Why Be Moral Platos Republic

Core 300

Paper #1: Why Be Moral?

 

I. The Assignment

 

In Republic, Plato addresses the question whether it is always better for an individual person to be just than to be unjust. His answer to this question depends on a detailed account of justice in the individual soul. In the first half of this paper, summarize Plato’s account of justice (in both the State and the individual), and explain how he uses this account to show that justice in the individual soul is always better than injustice. In the second part of the paper, critically interact with the argument summarized in the first part. Do you agree with Plato’s conclusion? Do you find his argument compelling? Why or why not? If you agree with Plato, try to consider at least one objection to his view or argument. If you disagree, try to consider how Plato would respond to your objections.

 

  • Due: In hard copy at the beginning of class on Thursday February 28
  • Page count: 3-4 typed, double-spaced pages, 12 point Times New Roman font, 1.25” margins
  • Note: Please try to stay very close to this page count. You will not be rewarded for going over the page count limit.  It is unlikely that you will be able to fulfill the assignment in less than the allotted space.

 

 

II. Formatting Guidelines

 

  • Be sure to state Plato’s main claims in your first paragraph.
  • State your own thesis in your first paragraph.
  • Your first paragraph might look something like this: “In Republic, Plato argues that justice in the individual soul is always better than injustice. His argument for this claim relies on an analogy between the State and the individual, along with a detailed account of the nature of justice. In what follows, I will summarize Plato’s defense of justice and critically evaluate it. I will argue that___________.”
  • When stating your thesis, it is fine to write in the first-person.
  • The use of quotations is permitted (and even encouraged). But be sure to avoid overusing quotations. As a rule, quotations should comprise no more than 5-10% of your paper. Provide page citations for all quotations.
  • Your paper should consist in roughly 2-2 ½ pages of summary, and the rest critique.
  • Clearly mark the boundary between your summary and critique, perhaps with a section heading.
  • Avoid interspersing summary and critique—keep these two tasks separate.
  • This is not a research paper.
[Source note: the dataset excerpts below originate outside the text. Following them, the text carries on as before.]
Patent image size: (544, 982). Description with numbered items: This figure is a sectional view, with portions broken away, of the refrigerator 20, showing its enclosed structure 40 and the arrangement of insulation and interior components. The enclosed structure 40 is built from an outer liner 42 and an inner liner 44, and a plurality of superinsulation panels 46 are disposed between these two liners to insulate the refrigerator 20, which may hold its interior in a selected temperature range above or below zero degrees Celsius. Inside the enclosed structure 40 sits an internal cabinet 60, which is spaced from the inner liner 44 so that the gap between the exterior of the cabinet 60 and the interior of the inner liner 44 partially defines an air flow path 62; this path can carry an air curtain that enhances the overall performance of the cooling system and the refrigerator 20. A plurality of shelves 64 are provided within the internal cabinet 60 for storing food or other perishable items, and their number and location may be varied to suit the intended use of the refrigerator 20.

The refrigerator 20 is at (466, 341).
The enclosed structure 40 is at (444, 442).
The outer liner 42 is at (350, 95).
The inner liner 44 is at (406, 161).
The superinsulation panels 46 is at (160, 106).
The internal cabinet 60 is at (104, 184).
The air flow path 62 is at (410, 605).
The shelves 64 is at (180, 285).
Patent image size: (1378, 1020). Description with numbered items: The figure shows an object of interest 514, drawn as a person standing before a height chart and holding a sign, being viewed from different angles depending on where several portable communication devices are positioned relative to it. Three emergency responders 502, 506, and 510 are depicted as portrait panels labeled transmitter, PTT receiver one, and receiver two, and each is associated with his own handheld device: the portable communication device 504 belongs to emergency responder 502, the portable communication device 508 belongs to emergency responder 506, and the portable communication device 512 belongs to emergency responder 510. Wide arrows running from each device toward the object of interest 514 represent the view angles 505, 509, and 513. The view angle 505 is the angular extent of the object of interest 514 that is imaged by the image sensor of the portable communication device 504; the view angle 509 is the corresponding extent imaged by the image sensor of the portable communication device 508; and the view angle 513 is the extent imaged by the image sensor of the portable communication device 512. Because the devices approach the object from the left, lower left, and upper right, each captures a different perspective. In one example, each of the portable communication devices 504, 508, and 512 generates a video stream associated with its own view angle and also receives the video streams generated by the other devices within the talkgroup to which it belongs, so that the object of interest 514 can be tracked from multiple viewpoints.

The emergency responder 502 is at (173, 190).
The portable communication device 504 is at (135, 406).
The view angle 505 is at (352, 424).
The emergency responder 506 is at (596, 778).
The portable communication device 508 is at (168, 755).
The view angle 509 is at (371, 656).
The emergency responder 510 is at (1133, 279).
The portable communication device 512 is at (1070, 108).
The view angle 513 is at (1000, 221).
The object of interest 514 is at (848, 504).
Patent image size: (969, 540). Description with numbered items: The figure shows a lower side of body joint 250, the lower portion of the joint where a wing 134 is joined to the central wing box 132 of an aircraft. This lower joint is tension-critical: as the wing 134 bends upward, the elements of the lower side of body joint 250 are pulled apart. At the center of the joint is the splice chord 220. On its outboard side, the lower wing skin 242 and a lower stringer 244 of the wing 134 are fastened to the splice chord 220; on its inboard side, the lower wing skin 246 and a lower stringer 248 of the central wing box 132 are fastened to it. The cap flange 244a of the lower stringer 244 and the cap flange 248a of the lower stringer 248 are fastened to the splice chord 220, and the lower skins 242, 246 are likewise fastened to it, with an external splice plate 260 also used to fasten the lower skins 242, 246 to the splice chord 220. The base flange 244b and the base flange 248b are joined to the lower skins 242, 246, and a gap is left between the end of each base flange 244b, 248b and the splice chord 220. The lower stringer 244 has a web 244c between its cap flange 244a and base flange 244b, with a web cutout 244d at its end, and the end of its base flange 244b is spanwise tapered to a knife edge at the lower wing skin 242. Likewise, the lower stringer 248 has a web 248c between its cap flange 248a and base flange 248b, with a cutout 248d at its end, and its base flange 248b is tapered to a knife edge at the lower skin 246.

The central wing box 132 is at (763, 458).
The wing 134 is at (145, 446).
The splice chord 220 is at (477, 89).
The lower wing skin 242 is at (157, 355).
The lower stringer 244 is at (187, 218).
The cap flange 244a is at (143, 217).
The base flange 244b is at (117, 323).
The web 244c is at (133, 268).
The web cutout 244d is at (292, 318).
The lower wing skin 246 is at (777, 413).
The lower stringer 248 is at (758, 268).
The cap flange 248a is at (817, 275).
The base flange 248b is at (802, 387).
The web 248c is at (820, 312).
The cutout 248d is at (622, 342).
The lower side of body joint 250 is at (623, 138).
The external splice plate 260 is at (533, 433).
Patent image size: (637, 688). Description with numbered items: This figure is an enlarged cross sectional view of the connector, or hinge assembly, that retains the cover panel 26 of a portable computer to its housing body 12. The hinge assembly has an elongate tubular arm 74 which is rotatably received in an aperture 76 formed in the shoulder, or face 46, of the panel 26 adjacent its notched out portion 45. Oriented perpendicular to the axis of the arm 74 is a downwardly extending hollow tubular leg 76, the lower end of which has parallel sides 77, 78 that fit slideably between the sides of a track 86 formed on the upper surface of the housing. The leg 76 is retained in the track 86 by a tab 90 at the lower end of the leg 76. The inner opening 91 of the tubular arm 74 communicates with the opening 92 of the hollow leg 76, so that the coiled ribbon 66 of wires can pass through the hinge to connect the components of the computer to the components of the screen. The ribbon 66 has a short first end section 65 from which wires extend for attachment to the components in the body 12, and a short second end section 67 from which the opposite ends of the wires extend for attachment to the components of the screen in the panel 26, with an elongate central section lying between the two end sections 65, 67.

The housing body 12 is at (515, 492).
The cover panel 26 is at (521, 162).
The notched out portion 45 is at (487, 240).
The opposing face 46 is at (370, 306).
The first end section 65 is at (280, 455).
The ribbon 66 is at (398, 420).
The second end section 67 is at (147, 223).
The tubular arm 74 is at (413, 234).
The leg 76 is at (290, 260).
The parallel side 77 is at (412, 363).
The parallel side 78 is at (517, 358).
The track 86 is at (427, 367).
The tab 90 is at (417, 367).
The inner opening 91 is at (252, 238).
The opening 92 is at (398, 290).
If at all possible, avoid using outside sources. To provide you with some context, will go over some key parts of Plato’s argument in class.
  • Do not try to write a running summary of Republic. You don’t have the space for this. Stick to the main argument about justice as it appears in Books I-IV.

 

 

III. Helpful Hints

 

            A. Pre-Writing

 

  • As always, get started early!
  • Read the relevant parts of Republic (especially the passages we discuss in class) at least twice in the next few days. Do the first reading fairly quickly. Try to get a basic sense of the author’s conclusion and the structure of his main argument. On the second (more careful) reading, try to get a sense of how the details of the argument fit into its main structure.
  • It may help to make an outline of the argument’s structure. What is the main conclusion? What premises are supposed to support this conclusion? How does the author argue for those premises? Hint: Plato develops an analogy between the State and the individual soul.
  • Read my guidelines for writing and revising philosophy papers (on Blackboard). For additional advice, see Jim Pryor’s guidelines for writing a philosophy paper: http://www.jimpryor.net/teaching/index.html

 

 

 

 

 

            B. Writing

 

  • If you have made a detailed outline, the step from outline to prose form may be fairly short.
  • To make sure that you are ready to write, try to state the author’s argument to yourself in just 3-5 sentences. If you cannot do this, you are not yet ready to write. Go back and read the text more carefully.
  • Aim for clear, precise prose. Never use a long word when a short word will do. Never write a long sentence when a short one will do. In contrast to many other kinds of writing, philosophical writing should be straightforward.
  • Strategies for critique: (1) Show that the author’s premises fail to support his conclusion; (2) Show that at least one of the author’s premises is false; (3) Show that the author has failed to provide adequate support for at least one of his premises; (4) Provide an independent reason for thinking that the author’s main conclusion is false.
  • Audience: It may help to think of yourself as writing for a friend or roommate who is not in this class. Your goal is to make Plato’s argument (and your critique) easily understandable for an intelligent person who has never read his essay.
  • Aim to have a completed draft at least two days before the due date. Set the paper aside for a day, then return to it for revisions.

 

             C. Post-writing

 

  • Proofread, proofread, proofread! Be meticulous about grammar, punctuation, and sentence structure. Poor writing inhibits your ability to express even your clearest thoughts.
  • Read your paper aloud. If you cannot bring yourself to do this, use the speech function on your computer to have the paper read aloud to you.